You can prove both laws by brute force: build the truth table for each side and watch the columns match for all four combinations of a and b. It's five minutes well spent exactly once in your life.

While we're in the back room: a != b on two bools is exclusive OR ("exactly one is true"), there's a ^ operator that does the same, and & and | work on bools as non-short-circuiting AND and OR. You'll want each of those someday, none of them this chapter.

Quiz time

Question #1

Evaluate each by hand:

a) true && false b) true || false && false c) (1 > 2) || (2 > 1) d) !(3 != 3) e) (5 > 3) && (5 < 3)

Show solution

a) false (both must be true) b) true: AND binds tighter, so this is true || (false && false), and || short-circuits on a true left side without even looking c) true (false || true) d) true (3 != 3 is false; NOT flips it) e) false (nothing is both greater and less)

Question #2

Rewrite without the outer !, using De Morgan's laws:

if !(age >= 13 && age <= 19) {
    println!("not a teenager");
}

Show solution

if age < 13 || age > 19 {
    println!("not a teenager");
}

The && flips to ||, and each comparison flips to its opposite (>= to <, <= to >).

Question #3

What does this print? (Careful: count how many times check actually runs.)

fn check(n: i32) -> bool {
    println!("checking {n}");
    n > 0
}

fn main() {
    let result = check(-1) && check(2);
    println!("{result}");
}

Show solution

checking -1
false

check(-1) prints its line and returns false.
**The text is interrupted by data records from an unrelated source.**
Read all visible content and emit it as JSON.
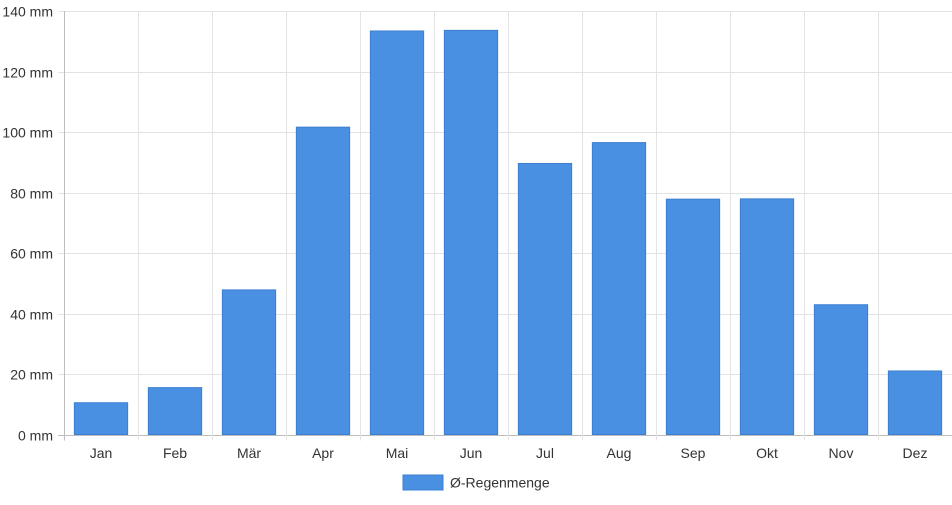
{
  "chart_data": {
    "type": "bar",
    "title": "",
    "xlabel": "",
    "ylabel": "",
    "categories": [
      "Jan",
      "Feb",
      "Mär",
      "Apr",
      "Mai",
      "Jun",
      "Jul",
      "Aug",
      "Sep",
      "Okt",
      "Nov",
      "Dez"
    ],
    "series": [
      {
        "name": "Ø-Regenmenge",
        "values": [
          10.5,
          15.5,
          47.8,
          101.6,
          133.4,
          133.6,
          89.6,
          96.5,
          77.8,
          77.9,
          42.9,
          21.0
        ],
        "color": "#4a90e2"
      }
    ],
    "ylim": [
      0,
      140
    ],
    "yticks": [
      0,
      20,
      40,
      60,
      80,
      100,
      120,
      140
    ],
    "y_unit": "mm",
    "grid": true,
    "legend_position": "bottom"
  }
}
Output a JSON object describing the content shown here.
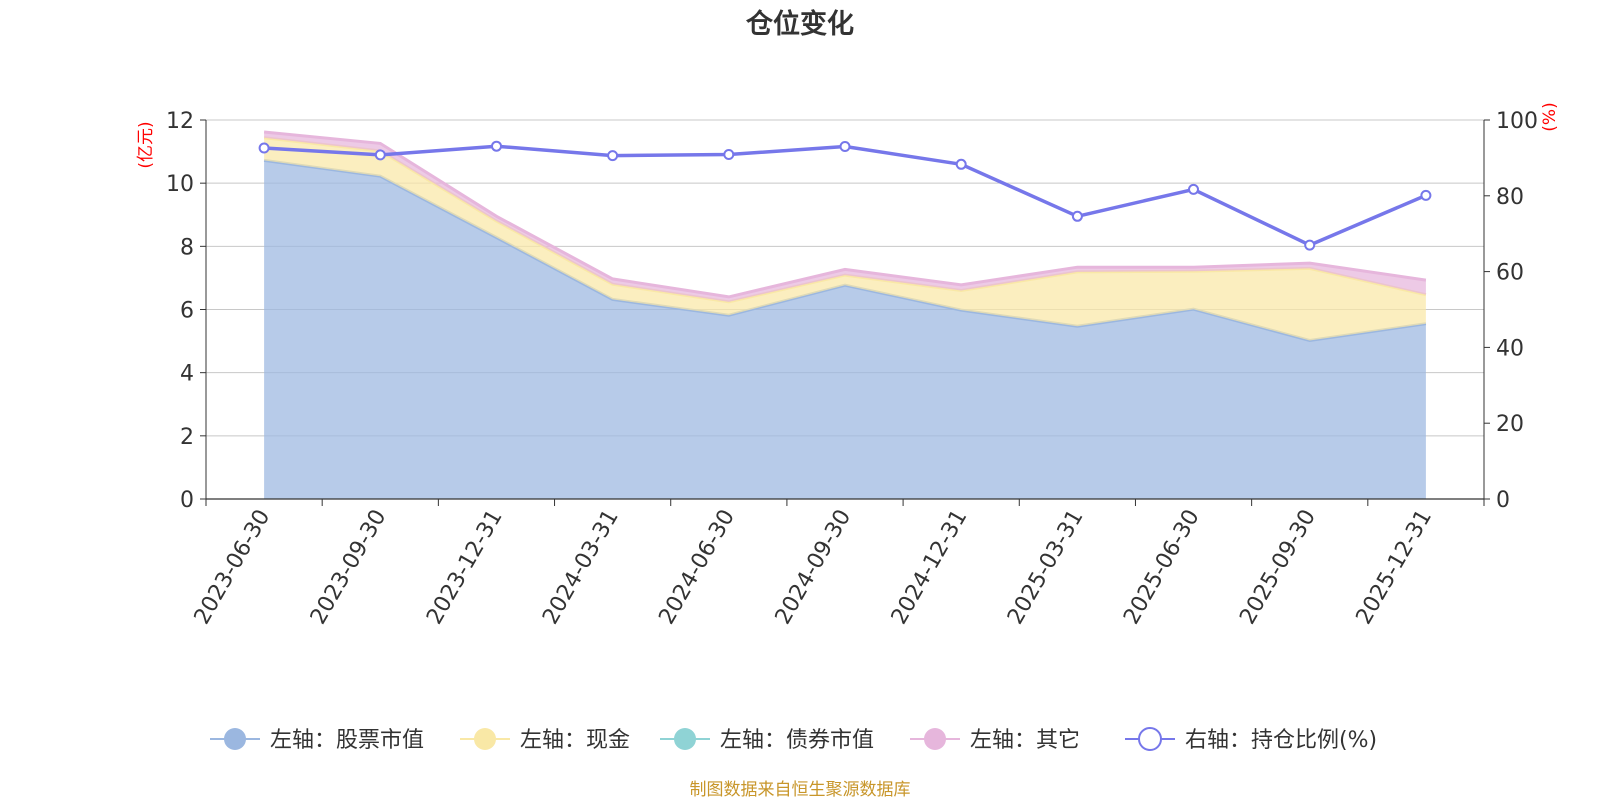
{
  "chart_data": {
    "type": "area",
    "title": "仓位变化",
    "left_axis_unit": "(亿元)",
    "right_axis_unit": "(%)",
    "categories": [
      "2023-06-30",
      "2023-09-30",
      "2023-12-31",
      "2024-03-31",
      "2024-06-30",
      "2024-09-30",
      "2024-12-31",
      "2025-03-31",
      "2025-06-30",
      "2025-09-30",
      "2025-12-31"
    ],
    "ylim_left": [
      0,
      12
    ],
    "yticks_left": [
      0,
      2,
      4,
      6,
      8,
      10,
      12
    ],
    "ylim_right": [
      0,
      100
    ],
    "yticks_right": [
      0,
      20,
      40,
      60,
      80,
      100
    ],
    "grid": true,
    "stacked": true,
    "series": [
      {
        "name": "左轴：股票市值",
        "axis": "left",
        "type": "area",
        "color": "#9bb7e0",
        "values": [
          10.72,
          10.22,
          8.28,
          6.32,
          5.82,
          6.77,
          5.98,
          5.47,
          6.01,
          5.02,
          5.55
        ]
      },
      {
        "name": "左轴：现金",
        "axis": "left",
        "type": "area",
        "color": "#f9e8a6",
        "values": [
          0.72,
          0.8,
          0.52,
          0.48,
          0.42,
          0.32,
          0.62,
          1.72,
          1.2,
          2.28,
          0.92
        ]
      },
      {
        "name": "左轴：债券市值",
        "axis": "left",
        "type": "area",
        "color": "#8fd3d5",
        "values": [
          0,
          0,
          0,
          0,
          0,
          0,
          0,
          0,
          0,
          0,
          0
        ]
      },
      {
        "name": "左轴：其它",
        "axis": "left",
        "type": "area",
        "color": "#e6b6dc",
        "values": [
          0.18,
          0.24,
          0.15,
          0.17,
          0.16,
          0.18,
          0.18,
          0.15,
          0.13,
          0.17,
          0.46
        ]
      },
      {
        "name": "右轴：持仓比例(%)",
        "axis": "right",
        "type": "line",
        "color": "#7677ea",
        "values": [
          92.6,
          90.8,
          93.1,
          90.6,
          90.9,
          93.0,
          88.3,
          74.6,
          81.7,
          67.0,
          80.1
        ]
      }
    ],
    "legend_position": "bottom",
    "source": "制图数据来自恒生聚源数据库"
  },
  "colors": {
    "axis_unit": "#ff0000",
    "source_text": "#c8962a",
    "title": "#333333",
    "axis_text": "#333333"
  }
}
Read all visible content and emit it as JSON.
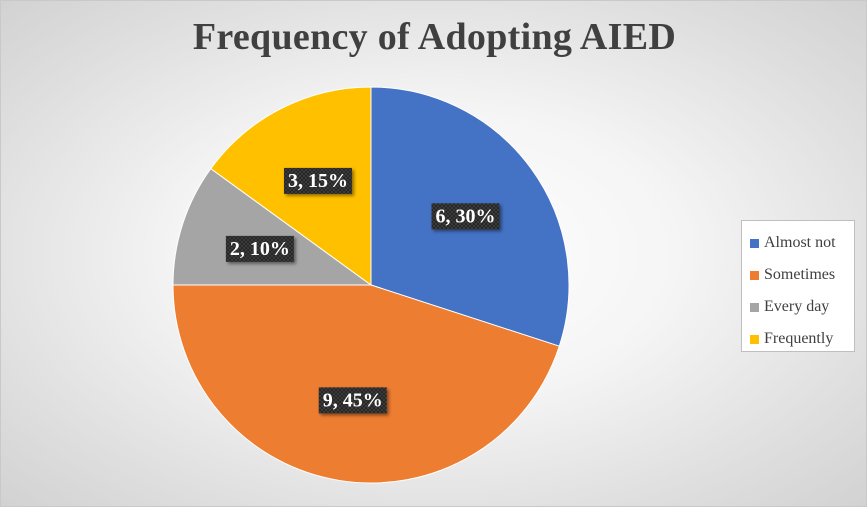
{
  "chart_data": {
    "type": "pie",
    "title": "Frequency of Adopting AIED",
    "categories": [
      "Almost not",
      "Sometimes",
      "Every day",
      "Frequently"
    ],
    "values": [
      6,
      9,
      2,
      3
    ],
    "percentages": [
      30,
      45,
      10,
      15
    ],
    "data_labels": [
      "6, 30%",
      "9, 45%",
      "2, 10%",
      "3, 15%"
    ],
    "colors": [
      "#4472C4",
      "#ED7D31",
      "#A5A5A5",
      "#FFC000"
    ],
    "start_angle_deg": 0,
    "direction": "clockwise",
    "legend_position": "right"
  }
}
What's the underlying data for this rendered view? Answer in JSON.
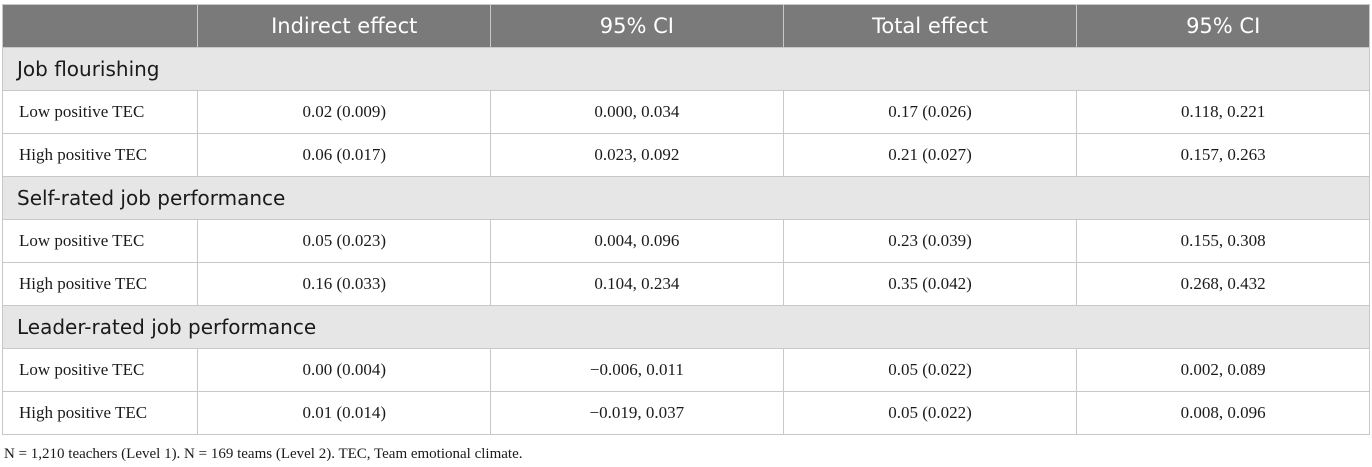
{
  "header": [
    "",
    "Indirect effect",
    "95% CI",
    "Total effect",
    "95% CI"
  ],
  "sections": [
    {
      "title": "Job flourishing",
      "rows": [
        [
          "Low positive TEC",
          "0.02 (0.009)",
          "0.000, 0.034",
          "0.17 (0.026)",
          "0.118, 0.221"
        ],
        [
          "High positive TEC",
          "0.06 (0.017)",
          "0.023, 0.092",
          "0.21 (0.027)",
          "0.157, 0.263"
        ]
      ]
    },
    {
      "title": "Self-rated job performance",
      "rows": [
        [
          "Low positive TEC",
          "0.05 (0.023)",
          "0.004, 0.096",
          "0.23 (0.039)",
          "0.155, 0.308"
        ],
        [
          "High positive TEC",
          "0.16 (0.033)",
          "0.104, 0.234",
          "0.35 (0.042)",
          "0.268, 0.432"
        ]
      ]
    },
    {
      "title": "Leader-rated job performance",
      "rows": [
        [
          "Low positive TEC",
          "0.00 (0.004)",
          "−0.006, 0.011",
          "0.05 (0.022)",
          "0.002, 0.089"
        ],
        [
          "High positive TEC",
          "0.01 (0.014)",
          "−0.019, 0.037",
          "0.05 (0.022)",
          "0.008, 0.096"
        ]
      ]
    }
  ],
  "note": "N = 1,210 teachers (Level 1). N = 169 teams (Level 2). TEC, Team emotional climate."
}
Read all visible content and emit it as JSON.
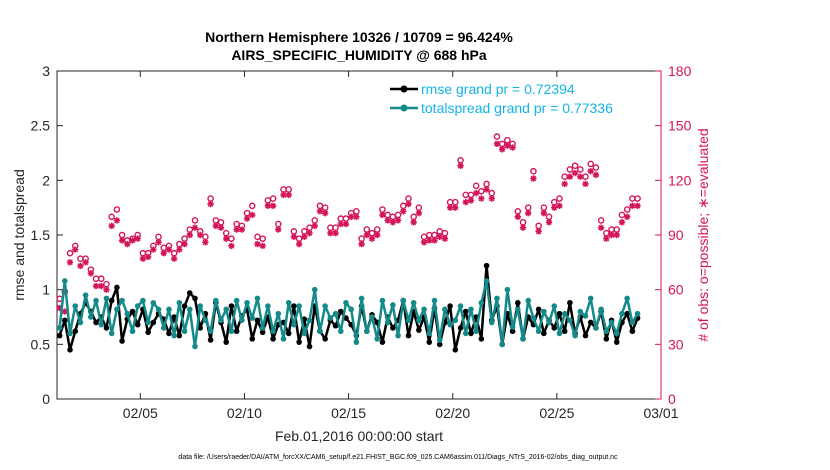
{
  "chart_data": {
    "type": "line",
    "title_line1": "Northern Hemisphere 10326 / 10709 = 96.424%",
    "title_line2": "AIRS_SPECIFIC_HUMIDITY @ 688 hPa",
    "xlabel": "Feb.01,2016 00:00:00 start",
    "ylabel_left": "rmse and totalspread",
    "ylabel_right": "# of obs: o=possible; ∗=evaluated",
    "footer": "data file: /Users/raeder/DAI/ATM_forcXX/CAM6_setup/f.e21.FHIST_BGC.f09_025.CAM6assim.011/Diags_NTrS_2016-02/obs_diag_output.nc",
    "xlim": [
      1,
      30
    ],
    "ylim_left": [
      0,
      3
    ],
    "ylim_right": [
      0,
      180
    ],
    "x_ticks": [
      5,
      10,
      15,
      20,
      25,
      30
    ],
    "x_tick_labels": [
      "02/05",
      "02/10",
      "02/15",
      "02/20",
      "02/25",
      "03/01"
    ],
    "y_left_ticks": [
      0,
      0.5,
      1,
      1.5,
      2,
      2.5,
      3
    ],
    "y_left_tick_labels": [
      "0",
      "0.5",
      "1",
      "1.5",
      "2",
      "2.5",
      "3"
    ],
    "y_right_ticks": [
      0,
      30,
      60,
      90,
      120,
      150,
      180
    ],
    "y_right_tick_labels": [
      "0",
      "30",
      "60",
      "90",
      "120",
      "150",
      "180"
    ],
    "x": [
      1.125,
      1.375,
      1.625,
      1.875,
      2.125,
      2.375,
      2.625,
      2.875,
      3.125,
      3.375,
      3.625,
      3.875,
      4.125,
      4.375,
      4.625,
      4.875,
      5.125,
      5.375,
      5.625,
      5.875,
      6.125,
      6.375,
      6.625,
      6.875,
      7.125,
      7.375,
      7.625,
      7.875,
      8.125,
      8.375,
      8.625,
      8.875,
      9.125,
      9.375,
      9.625,
      9.875,
      10.125,
      10.375,
      10.625,
      10.875,
      11.125,
      11.375,
      11.625,
      11.875,
      12.125,
      12.375,
      12.625,
      12.875,
      13.125,
      13.375,
      13.625,
      13.875,
      14.125,
      14.375,
      14.625,
      14.875,
      15.125,
      15.375,
      15.625,
      15.875,
      16.125,
      16.375,
      16.625,
      16.875,
      17.125,
      17.375,
      17.625,
      17.875,
      18.125,
      18.375,
      18.625,
      18.875,
      19.125,
      19.375,
      19.625,
      19.875,
      20.125,
      20.375,
      20.625,
      20.875,
      21.125,
      21.375,
      21.625,
      21.875,
      22.125,
      22.375,
      22.625,
      22.875,
      23.125,
      23.375,
      23.625,
      23.875,
      24.125,
      24.375,
      24.625,
      24.875,
      25.125,
      25.375,
      25.625,
      25.875,
      26.125,
      26.375,
      26.625,
      26.875,
      27.125,
      27.375,
      27.625,
      27.875,
      28.125,
      28.375,
      28.625,
      28.875
    ],
    "series": [
      {
        "name": "rmse grand pr = 0.72394",
        "color": "#000000",
        "marker": "dot",
        "axis": "left",
        "values": [
          0.58,
          0.72,
          0.45,
          0.62,
          0.78,
          0.88,
          0.8,
          0.7,
          0.75,
          0.65,
          0.9,
          1.02,
          0.53,
          0.73,
          0.8,
          0.68,
          0.82,
          0.61,
          0.7,
          0.78,
          0.73,
          0.6,
          0.75,
          0.58,
          0.85,
          0.97,
          0.92,
          0.65,
          0.78,
          0.54,
          0.88,
          0.7,
          0.52,
          0.85,
          0.62,
          0.76,
          0.82,
          0.55,
          0.72,
          0.61,
          0.75,
          0.55,
          0.68,
          0.7,
          0.6,
          0.85,
          0.52,
          0.73,
          0.48,
          0.85,
          0.62,
          0.55,
          0.72,
          0.67,
          0.8,
          0.74,
          0.68,
          0.58,
          0.85,
          0.62,
          0.77,
          0.7,
          0.52,
          0.75,
          0.65,
          0.72,
          0.9,
          0.58,
          0.8,
          0.63,
          0.75,
          0.52,
          0.83,
          0.5,
          0.7,
          0.85,
          0.45,
          0.65,
          0.8,
          0.6,
          0.75,
          0.55,
          1.22,
          0.72,
          0.85,
          0.5,
          0.78,
          0.62,
          0.88,
          0.55,
          0.75,
          0.68,
          0.82,
          0.6,
          0.72,
          0.65,
          0.78,
          0.62,
          0.88,
          0.6,
          0.75,
          0.58,
          0.7,
          0.65,
          0.8,
          0.55,
          0.72,
          0.52,
          0.7,
          0.78,
          0.62,
          0.74
        ]
      },
      {
        "name": "totalspread grand pr = 0.77336",
        "color": "#148a8a",
        "marker": "dot",
        "axis": "left",
        "values": [
          0.65,
          1.08,
          0.6,
          0.85,
          0.7,
          0.95,
          0.75,
          0.9,
          0.68,
          0.92,
          0.6,
          0.82,
          0.9,
          0.78,
          0.62,
          0.85,
          0.9,
          0.7,
          0.88,
          0.82,
          0.65,
          0.82,
          0.58,
          0.88,
          0.62,
          0.82,
          0.48,
          0.85,
          0.72,
          0.62,
          0.9,
          0.72,
          0.82,
          0.62,
          0.9,
          0.72,
          0.88,
          0.74,
          0.92,
          0.65,
          0.85,
          0.62,
          0.78,
          0.55,
          0.88,
          0.68,
          0.85,
          0.6,
          0.72,
          1.0,
          0.62,
          0.85,
          0.74,
          0.78,
          0.62,
          0.88,
          0.82,
          0.52,
          0.92,
          0.62,
          0.75,
          0.55,
          0.9,
          0.7,
          0.86,
          0.58,
          0.9,
          0.72,
          0.88,
          0.72,
          0.82,
          0.6,
          0.9,
          0.54,
          0.82,
          0.68,
          0.72,
          0.85,
          0.6,
          0.82,
          0.62,
          0.88,
          1.08,
          0.7,
          0.92,
          0.5,
          1.0,
          0.66,
          0.82,
          0.55,
          0.9,
          0.74,
          0.62,
          0.8,
          0.7,
          0.85,
          0.6,
          0.78,
          0.72,
          0.58,
          0.8,
          0.76,
          0.92,
          0.65,
          0.82,
          0.62,
          0.7,
          0.6,
          0.78,
          0.92,
          0.7,
          0.78
        ]
      }
    ],
    "obs_possible": [
      55,
      59,
      80,
      84,
      77,
      77,
      71,
      66,
      66,
      63,
      100,
      104,
      90,
      87,
      88,
      90,
      80,
      80,
      84,
      89,
      83,
      84,
      80,
      85,
      88,
      93,
      98,
      92,
      89,
      110,
      98,
      97,
      91,
      88,
      96,
      95,
      102,
      106,
      89,
      88,
      109,
      110,
      96,
      115,
      115,
      92,
      88,
      92,
      94,
      98,
      106,
      105,
      94,
      94,
      99,
      99,
      102,
      103,
      88,
      93,
      91,
      93,
      104,
      101,
      100,
      101,
      106,
      110,
      100,
      105,
      89,
      90,
      90,
      92,
      91,
      108,
      108,
      131,
      112,
      112,
      117,
      114,
      118,
      113,
      144,
      140,
      142,
      140,
      103,
      97,
      105,
      125,
      95,
      105,
      100,
      108,
      110,
      122,
      126,
      128,
      126,
      122,
      129,
      127,
      98,
      91,
      93,
      93,
      101,
      104,
      110,
      110
    ],
    "obs_evaluated": [
      50,
      48,
      75,
      82,
      73,
      75,
      69,
      62,
      62,
      60,
      95,
      98,
      87,
      85,
      87,
      88,
      77,
      78,
      82,
      86,
      80,
      82,
      77,
      82,
      85,
      90,
      94,
      90,
      86,
      107,
      95,
      94,
      88,
      84,
      93,
      93,
      99,
      101,
      85,
      84,
      106,
      106,
      93,
      112,
      112,
      89,
      85,
      89,
      91,
      95,
      103,
      102,
      91,
      91,
      96,
      96,
      100,
      100,
      85,
      90,
      88,
      90,
      101,
      98,
      97,
      98,
      103,
      107,
      97,
      102,
      86,
      87,
      87,
      89,
      88,
      105,
      105,
      128,
      108,
      109,
      113,
      110,
      115,
      110,
      140,
      137,
      139,
      138,
      100,
      94,
      102,
      121,
      92,
      102,
      97,
      105,
      106,
      118,
      122,
      124,
      122,
      118,
      125,
      123,
      94,
      88,
      90,
      90,
      97,
      100,
      106,
      106
    ],
    "obs_possible_color": "#d4145a",
    "obs_evaluated_color": "#d4145a",
    "legend_position": "top-right",
    "legend_color": "#14b4e6"
  }
}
With a false left side, && short-circuits: check(2) never runs, so "checking 2" never prints, and the result is false. If both lines appeared in your prediction, reread the short-circuit section; this exact skip is the bug and the feature.

That's the last of the everyday operators. The next lesson is the optional one: the operators that work a number one bit at a time. Skip ahead to the chapter summary if bits can wait.